Consiglio da appassionato camuffato a Prologo: Dove vederlo?

Apro qui una parentesi che riguarda in parte Una Pallottola Spuntata ma che di fatto riguarda un po' tutti i film e non solo. Ne approfitto insomma per dire la mia riguardo i cosiddetti siti pirat* di cui si è tanto discusso ultimamente.

Ci sono alcune piattaforme "legali" che, in cambio di soldi e il conseguente abbonamento, mi offrono una vasta scelta di film, serie TV, documentari, da poter consumare su dispositivi elettronici, lungo l'intera durata del mio abbonamento. Mi vendono insomma per qualche mese un prodotto che concretamente prodotto non è. Non dimentichiamo, fra le altre cose, la spietata tendenza di queste piattaforme nel distruggere la concorrenza e dunque ad alzare i prezzi non appena possibile, peggiorando oltre misura anche il "prodotto". Si dovrà pur fare economia, no?

Direte voi di metodi ce ne sarebbero altri ancora. Vero. Uno su tutti comprare il prodotto effettivo o noleggiarlo; i DVD ad esempio. Certo quei DVD che i nuovi computer non leggono e i cui lettori non sono in grado di connettersi alle moderne TV obbligatorie. Scopro oggi da amici essere uno degli ultimi baluardi in questo ambito la PS. Beh capirete bene che vedere i film diventa non solo complicato, ma persino fortemente dispendioso.

Tornando quindi alla più democratica piattaforma e tralasciando poi il "menu" disperante di queste, ridotto e scadente, credo che una sana e buona dose di streaming su sito pirat* non faccia poi così male.
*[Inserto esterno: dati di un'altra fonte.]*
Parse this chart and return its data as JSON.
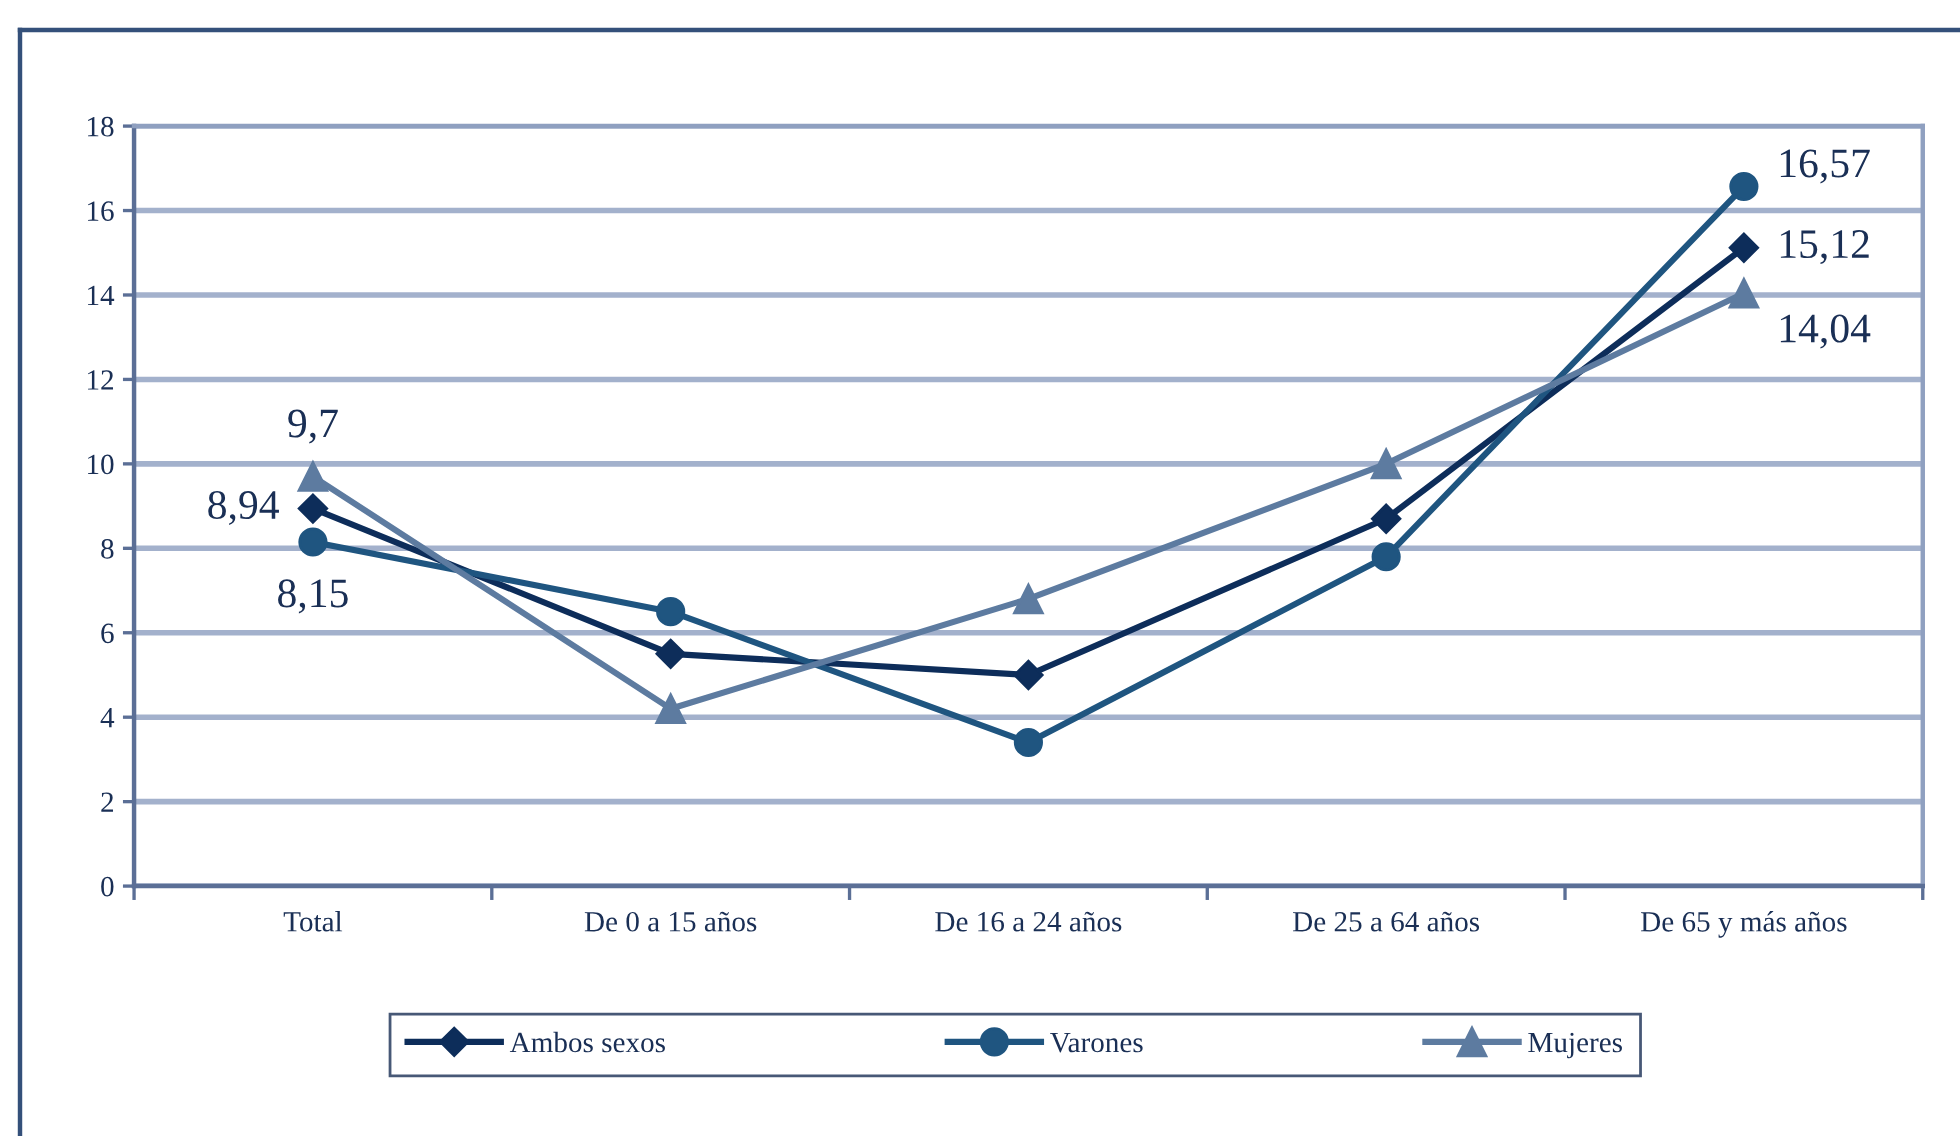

Tra le innumerevoli tette macroscopiche, pubblicità con sette X rosse che il vostro telefono inizia a combattere come l'ultimo dei samurai circondato dai nemici, le Anne-Marie-Giulie-Camille a meno di un chilometro da te, che con una discreta dose di love bombing, non vedono l'ora di scopare, vi consiglio ivi di godervi le tre Pallottole Spuntate.

Occhi di donna

Devo ammetterlo: questa mia posizione è non poco plasmata da un fastidioso capriccio. Poi se non si fosse capito la mia è in verità solo ironia. Quindi se avete letto questo disgraziato articolo dimenticate. Fate i bravi. Anzi i bravissimi!!